Shell has been a key participant in the Kashagan project consortium which includes Eni and ExxonMobil. Given its notorious track record of over-promise and under delivery, having Shell involved is a bad omen for any elephant project.

By John Donovan

The latest news from the “Cash All Gone” project (as it is widely known) is that due to the need to replace fatally flawed leaking pipelines, the oilfield may not restart until 2016. 

The project is already years behind schedule and countless billions over budget.

I have received some related comment and questions from a retired Royal Dutch Shell EP expert that deserve to be put into the public domain.

Shell has been a key participant in the Kashagan project consortium which includes Eni and ExxonMobil. Given its notorious track record of over-promise and under delivery, having Shell involved is a bad omen for any elephant project. 

Comment received from an old EP hand

On Kashagan, I would like to know who signed off on the design of the pipelines that apparently were of the wrong specs and unable to handle H2S?

I guarantee you that there will be a document (detailed design) that is signed off by everyone and on the basis of which the piping has been ordered.

It is not important to know the individual who did so, but to which company did he (or she) belong? That company is presumably keeping a very low profile now.

And perhaps they were clever enough to have all the partners sign off on the design and purchase orders. I wonder who will pay the bill for this cock-up?

And this actually was a simple one to avoid. The composition of the fluids was known so there is no excuse to come up with the wrong specs for the pipework.

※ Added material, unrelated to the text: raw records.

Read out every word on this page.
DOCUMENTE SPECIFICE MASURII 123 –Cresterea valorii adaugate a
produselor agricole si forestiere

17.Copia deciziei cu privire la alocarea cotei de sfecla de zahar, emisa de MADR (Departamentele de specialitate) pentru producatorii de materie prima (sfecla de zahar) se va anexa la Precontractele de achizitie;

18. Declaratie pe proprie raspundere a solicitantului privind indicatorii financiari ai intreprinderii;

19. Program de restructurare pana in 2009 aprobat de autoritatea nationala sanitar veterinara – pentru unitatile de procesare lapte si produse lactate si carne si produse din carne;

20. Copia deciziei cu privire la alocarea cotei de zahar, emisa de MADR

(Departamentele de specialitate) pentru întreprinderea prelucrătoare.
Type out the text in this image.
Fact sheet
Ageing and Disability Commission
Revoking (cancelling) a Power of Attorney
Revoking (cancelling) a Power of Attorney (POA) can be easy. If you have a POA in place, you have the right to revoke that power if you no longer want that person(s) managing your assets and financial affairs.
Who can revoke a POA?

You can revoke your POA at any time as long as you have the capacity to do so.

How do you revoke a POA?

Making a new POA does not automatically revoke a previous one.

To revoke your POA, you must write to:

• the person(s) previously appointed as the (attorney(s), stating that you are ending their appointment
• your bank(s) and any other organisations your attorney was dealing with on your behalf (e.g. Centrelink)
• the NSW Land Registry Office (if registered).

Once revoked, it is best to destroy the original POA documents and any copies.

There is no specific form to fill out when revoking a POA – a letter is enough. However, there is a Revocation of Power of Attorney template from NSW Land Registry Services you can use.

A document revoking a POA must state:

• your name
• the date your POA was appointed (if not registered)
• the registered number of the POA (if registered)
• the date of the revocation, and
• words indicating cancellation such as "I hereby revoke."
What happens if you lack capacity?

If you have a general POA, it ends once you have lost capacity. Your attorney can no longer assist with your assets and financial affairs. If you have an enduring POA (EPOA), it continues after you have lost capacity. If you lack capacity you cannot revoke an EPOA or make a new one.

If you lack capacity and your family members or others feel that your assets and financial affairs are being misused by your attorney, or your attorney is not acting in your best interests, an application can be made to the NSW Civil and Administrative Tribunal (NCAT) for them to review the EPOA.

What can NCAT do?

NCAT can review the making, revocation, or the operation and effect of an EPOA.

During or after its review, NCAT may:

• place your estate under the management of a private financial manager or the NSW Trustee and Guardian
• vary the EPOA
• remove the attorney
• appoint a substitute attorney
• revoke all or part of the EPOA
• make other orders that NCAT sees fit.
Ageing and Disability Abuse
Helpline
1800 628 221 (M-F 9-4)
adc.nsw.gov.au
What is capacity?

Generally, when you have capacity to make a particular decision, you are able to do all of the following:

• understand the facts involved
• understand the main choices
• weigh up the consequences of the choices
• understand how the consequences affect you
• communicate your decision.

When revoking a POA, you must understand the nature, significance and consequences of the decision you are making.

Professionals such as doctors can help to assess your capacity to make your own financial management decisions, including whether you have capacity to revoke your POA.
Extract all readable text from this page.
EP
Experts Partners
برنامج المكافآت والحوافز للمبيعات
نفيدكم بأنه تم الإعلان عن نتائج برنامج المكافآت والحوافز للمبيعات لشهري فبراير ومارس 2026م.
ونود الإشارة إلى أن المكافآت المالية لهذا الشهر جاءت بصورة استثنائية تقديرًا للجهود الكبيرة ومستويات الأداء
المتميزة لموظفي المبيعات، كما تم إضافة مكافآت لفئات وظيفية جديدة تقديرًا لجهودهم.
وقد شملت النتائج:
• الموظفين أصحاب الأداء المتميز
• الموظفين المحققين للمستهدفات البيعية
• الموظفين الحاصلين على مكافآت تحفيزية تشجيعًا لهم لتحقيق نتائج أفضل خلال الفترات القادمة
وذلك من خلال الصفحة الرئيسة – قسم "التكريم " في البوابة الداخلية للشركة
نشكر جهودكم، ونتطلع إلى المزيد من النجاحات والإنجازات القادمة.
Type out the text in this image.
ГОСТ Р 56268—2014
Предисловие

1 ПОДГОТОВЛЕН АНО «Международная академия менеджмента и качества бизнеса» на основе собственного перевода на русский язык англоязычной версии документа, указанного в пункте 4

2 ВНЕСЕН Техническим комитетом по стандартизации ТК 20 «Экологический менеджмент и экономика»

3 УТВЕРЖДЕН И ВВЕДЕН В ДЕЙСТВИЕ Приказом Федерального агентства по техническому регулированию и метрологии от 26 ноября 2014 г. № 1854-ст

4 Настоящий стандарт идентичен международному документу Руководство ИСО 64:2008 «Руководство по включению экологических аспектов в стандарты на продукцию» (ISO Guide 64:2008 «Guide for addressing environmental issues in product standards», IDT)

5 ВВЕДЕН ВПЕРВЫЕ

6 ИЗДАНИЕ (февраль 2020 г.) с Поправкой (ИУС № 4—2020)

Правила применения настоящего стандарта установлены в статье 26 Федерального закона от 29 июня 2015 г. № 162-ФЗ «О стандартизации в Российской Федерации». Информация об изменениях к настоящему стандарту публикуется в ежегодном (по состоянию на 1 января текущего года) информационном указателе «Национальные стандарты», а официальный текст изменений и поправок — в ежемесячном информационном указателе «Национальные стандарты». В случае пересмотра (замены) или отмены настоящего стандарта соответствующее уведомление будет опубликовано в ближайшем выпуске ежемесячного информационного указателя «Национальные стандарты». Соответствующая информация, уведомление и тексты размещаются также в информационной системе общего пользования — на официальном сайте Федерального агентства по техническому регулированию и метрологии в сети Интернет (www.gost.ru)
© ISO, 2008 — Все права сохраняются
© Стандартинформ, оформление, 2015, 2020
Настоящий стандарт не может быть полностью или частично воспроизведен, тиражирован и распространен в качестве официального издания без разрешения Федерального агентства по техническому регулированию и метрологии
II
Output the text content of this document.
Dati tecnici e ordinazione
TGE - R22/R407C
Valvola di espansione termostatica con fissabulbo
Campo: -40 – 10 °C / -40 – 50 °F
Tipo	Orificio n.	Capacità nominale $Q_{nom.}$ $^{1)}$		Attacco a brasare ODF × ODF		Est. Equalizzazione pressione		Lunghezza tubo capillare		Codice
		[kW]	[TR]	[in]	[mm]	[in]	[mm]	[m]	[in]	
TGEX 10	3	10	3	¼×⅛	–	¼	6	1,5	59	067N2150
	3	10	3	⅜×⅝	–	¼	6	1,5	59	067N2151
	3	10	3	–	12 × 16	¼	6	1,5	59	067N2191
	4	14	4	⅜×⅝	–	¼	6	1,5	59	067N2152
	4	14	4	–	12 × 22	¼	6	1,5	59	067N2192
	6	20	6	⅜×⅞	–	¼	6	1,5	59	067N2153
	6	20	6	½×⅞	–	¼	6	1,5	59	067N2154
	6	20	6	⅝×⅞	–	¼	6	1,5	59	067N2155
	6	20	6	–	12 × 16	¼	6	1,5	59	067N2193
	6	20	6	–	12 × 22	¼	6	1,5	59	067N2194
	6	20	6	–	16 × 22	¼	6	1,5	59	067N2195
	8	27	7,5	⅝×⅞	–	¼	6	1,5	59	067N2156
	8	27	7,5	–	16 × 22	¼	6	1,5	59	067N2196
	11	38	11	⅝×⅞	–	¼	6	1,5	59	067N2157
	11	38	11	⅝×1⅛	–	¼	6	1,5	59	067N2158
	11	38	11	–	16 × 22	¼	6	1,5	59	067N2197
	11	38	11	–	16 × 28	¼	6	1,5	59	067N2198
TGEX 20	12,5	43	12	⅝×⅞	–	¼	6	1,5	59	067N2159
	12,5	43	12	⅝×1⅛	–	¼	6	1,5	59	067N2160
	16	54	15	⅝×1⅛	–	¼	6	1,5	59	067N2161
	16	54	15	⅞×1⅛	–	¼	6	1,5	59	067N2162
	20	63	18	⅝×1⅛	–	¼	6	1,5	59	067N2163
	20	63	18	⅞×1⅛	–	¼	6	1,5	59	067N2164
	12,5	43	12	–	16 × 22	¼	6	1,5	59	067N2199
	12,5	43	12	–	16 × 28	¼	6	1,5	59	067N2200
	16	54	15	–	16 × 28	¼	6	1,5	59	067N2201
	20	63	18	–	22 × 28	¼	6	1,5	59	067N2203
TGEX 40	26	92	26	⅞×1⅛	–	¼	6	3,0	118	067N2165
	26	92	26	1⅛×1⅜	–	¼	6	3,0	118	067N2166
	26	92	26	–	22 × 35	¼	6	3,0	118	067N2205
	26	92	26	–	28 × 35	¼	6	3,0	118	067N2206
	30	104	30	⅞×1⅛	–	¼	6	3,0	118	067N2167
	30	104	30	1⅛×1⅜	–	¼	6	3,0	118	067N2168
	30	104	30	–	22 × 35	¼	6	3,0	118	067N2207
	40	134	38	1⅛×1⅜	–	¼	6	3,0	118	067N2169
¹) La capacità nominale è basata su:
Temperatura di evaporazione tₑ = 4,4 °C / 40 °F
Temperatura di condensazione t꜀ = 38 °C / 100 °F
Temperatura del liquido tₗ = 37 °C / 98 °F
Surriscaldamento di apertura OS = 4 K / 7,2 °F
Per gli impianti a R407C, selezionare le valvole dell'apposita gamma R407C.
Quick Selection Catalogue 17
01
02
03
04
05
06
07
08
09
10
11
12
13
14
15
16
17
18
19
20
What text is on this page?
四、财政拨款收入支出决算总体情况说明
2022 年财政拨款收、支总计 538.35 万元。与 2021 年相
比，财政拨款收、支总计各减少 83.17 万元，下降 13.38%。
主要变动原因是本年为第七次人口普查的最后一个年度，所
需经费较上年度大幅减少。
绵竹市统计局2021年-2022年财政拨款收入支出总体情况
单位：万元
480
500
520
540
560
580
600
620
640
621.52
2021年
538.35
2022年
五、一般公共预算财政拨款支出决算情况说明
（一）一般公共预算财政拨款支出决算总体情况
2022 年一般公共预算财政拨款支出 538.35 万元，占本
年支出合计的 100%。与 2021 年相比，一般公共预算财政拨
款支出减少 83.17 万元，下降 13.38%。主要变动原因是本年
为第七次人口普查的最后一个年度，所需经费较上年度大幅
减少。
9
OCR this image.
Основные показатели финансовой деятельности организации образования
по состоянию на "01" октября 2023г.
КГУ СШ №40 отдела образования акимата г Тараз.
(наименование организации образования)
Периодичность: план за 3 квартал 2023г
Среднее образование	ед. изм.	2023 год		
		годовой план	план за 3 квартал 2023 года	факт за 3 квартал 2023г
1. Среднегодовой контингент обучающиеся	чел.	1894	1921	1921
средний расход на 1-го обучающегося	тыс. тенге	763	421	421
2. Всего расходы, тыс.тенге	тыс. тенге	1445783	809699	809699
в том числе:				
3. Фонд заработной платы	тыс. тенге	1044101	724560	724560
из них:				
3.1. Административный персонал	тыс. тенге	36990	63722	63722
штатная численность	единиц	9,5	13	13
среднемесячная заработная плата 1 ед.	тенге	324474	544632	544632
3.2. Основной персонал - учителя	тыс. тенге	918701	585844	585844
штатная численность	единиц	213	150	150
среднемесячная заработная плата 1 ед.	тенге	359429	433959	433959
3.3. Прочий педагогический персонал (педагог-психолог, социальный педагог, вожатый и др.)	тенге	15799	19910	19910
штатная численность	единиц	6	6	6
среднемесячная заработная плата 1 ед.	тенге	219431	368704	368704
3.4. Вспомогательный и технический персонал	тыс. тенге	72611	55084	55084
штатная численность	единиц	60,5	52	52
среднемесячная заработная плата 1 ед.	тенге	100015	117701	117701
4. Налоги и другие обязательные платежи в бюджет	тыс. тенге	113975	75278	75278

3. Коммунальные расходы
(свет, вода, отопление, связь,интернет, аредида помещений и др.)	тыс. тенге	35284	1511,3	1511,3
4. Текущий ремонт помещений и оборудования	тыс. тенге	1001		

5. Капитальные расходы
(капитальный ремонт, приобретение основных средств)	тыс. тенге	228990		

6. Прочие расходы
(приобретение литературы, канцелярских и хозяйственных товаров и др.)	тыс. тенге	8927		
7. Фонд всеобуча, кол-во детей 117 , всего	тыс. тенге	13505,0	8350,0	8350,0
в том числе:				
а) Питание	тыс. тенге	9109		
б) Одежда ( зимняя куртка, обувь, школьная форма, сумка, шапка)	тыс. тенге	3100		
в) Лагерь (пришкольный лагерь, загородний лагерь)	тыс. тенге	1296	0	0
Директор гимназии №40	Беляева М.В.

If I were a director I would be very nervous on the quality control of all the welding that was done. And will all the valves be replaced too or will there be a solution by injection corrosion inhibitors?

In that case you save on Capex but saddle the operator with higher Opex and with a high chance (read certainty) this corrosion inhibition will go wrong one or more times. Can anyone make a suggestion?

RELATED COMMENT FROM “RELIEVED” POSTED ON SHELL BLOG 22 MAY 2014

To Old EP Hand: Having had to deal with sour service issues when I worked for Shell on the ‘P’ side of the business I am as appalled as you are at the level of incompetence displayed on the Kashagan project, and by all parties. You are correct, someone signed off on all of this, and I suspect that some technical ‘expert’ at Shell signed-off as well. Probably a 2 year engineer who got saddled with processing incoming paperwork from the operator. If Shell management was as competent as LondonLad appears to have been in his time at Shell it is no wonder that the obvious was overlooked and ignored. Probably for ‘political’ reasons. Who would want to create a stink by claiming the Italians didn’t know their own rear ends from a hole in the ground ??? Maybe the Shell staff assigned to the project had the same problem.